Due to Corona, the research was forced to re-calibrate adapting it to current circumstances and deferred projects in which the dissertation should have been involved in. As the collaboration with HT initially began with bi-weekly online meetings from May 2020 already, the survey has been carried out digitally and turned out to be a powerful new research tool.

The conduction of ethnographic study at Haworth Tompkins, relates to two approaches of the research: material systems and the issue of how architecture is valued via mediated concepts. It builds upon HT’s in-house model maker and the firm’s understanding of material. What is real material in relation to mediation in the end?

By engaging with the case study, the research takes into account the environment surrounding the material matters i.e., implications and agencies of material application. The remote ethnographic study hopes to bring aspects of tacit knowledge in contemporary architectural practice to life with material.
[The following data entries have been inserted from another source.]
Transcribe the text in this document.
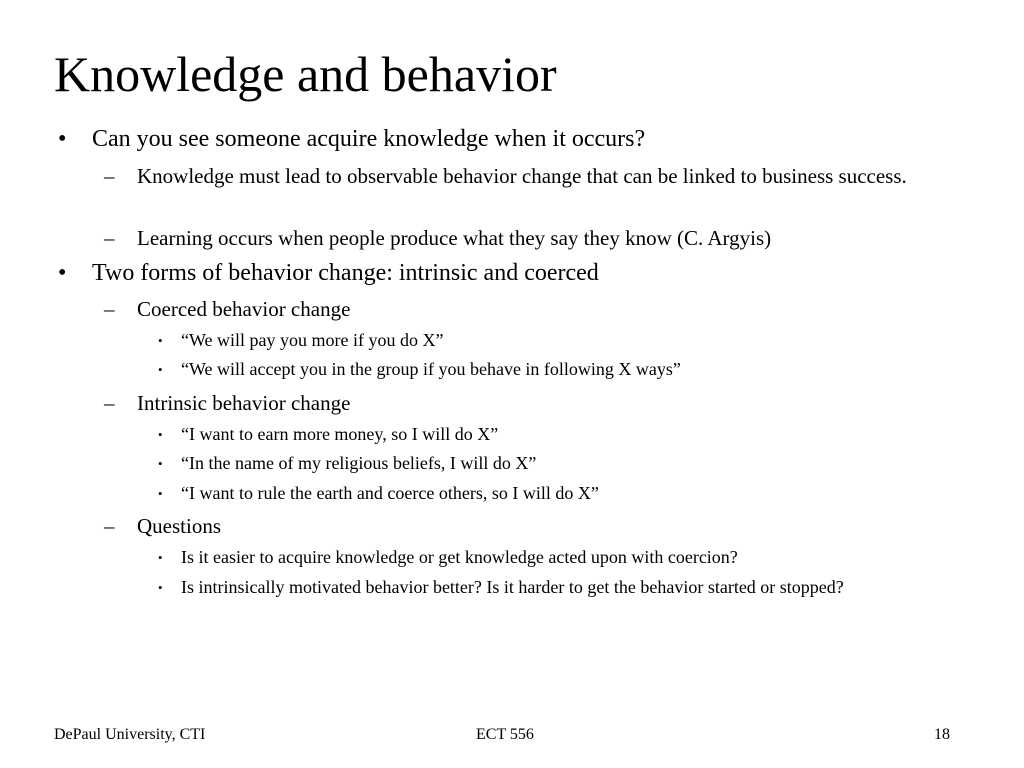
Knowledge and behavior
• Can you see someone acquire knowledge when it occurs?
– Knowledge must lead to observable behavior change that can be linked to business success.
– Learning occurs when people produce what they say they know (C. Argyis)
• Two forms of behavior change: intrinsic and coerced
– Coerced behavior change
• “We will pay you more if you do X”
• “We will accept you in the group if you behave in following X ways”
– Intrinsic behavior change
• “I want to earn more money, so I will do X”
• “In the name of my religious beliefs, I will do X”
• “I want to rule the earth and coerce others, so I will do X”
– Questions
• Is it easier to acquire knowledge or get knowledge acted upon with coercion?
• Is intrinsically motivated behavior better? Is it harder to get the behavior started or stopped?
DePaul University, CTI	ECT 556	18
PAper 3: Flow Feelers – Applied Ecofeminism for Men, Thomas Laurien & Kennet Öhlund, Göteborg/Borås, Sweden

“On an empty playground in a sleepy residential area, eight men meet after work. Tonight’s meeting point is not randomly chosen. Embedded in concrete and soil, beneath their feet, flows the interest of the men: a watery body who was forced into a man-made pipe almost a century ago. After having listened to an invited senior woman, living nearby, sharing stories about her father playing with frogs in the brook as a child, they spread out and form a thirty meters long line across the playground, holding a thick string between them that runs through hedges and playground equipment. They now stand brook together, trying to bridge the gap between representation – a thin and forgotten line on a map – and lived experience.” *

Daylighting is the practice of opening up urban culverted brooks as part of mitigating climate change related flooding. In the openly normative, process based, artistic and environmental humanities project “Flow Feelers”, we explore the possibilities of daylighting a specific culverted brook in the city of Borås, Sweden.

Through a study circle in applied ecofeminism for men, we try to relate to the brook as a person and as a multispecies entanglement that we too are part of. Daylighting then becomes the practice of bringing life into socially dead beings. We are thus trying to challenge the rationale for daylighting, shifting focus from fixing a broken part in a machine to telling a story about past, present and future relations between human beings and the nonhuman subjects and entities that we all depend on.

“Flow Feelers” is part of the ongoing project “Shimmer and Entanglements in the River Basin of Viskan” (www.skimmerochharvor.net), initiated by Thomas Laurien & Theo Ågren.

  • Excerpt from a chapter in the forthcoming Palgrave Handbook of Critical Posthumanism.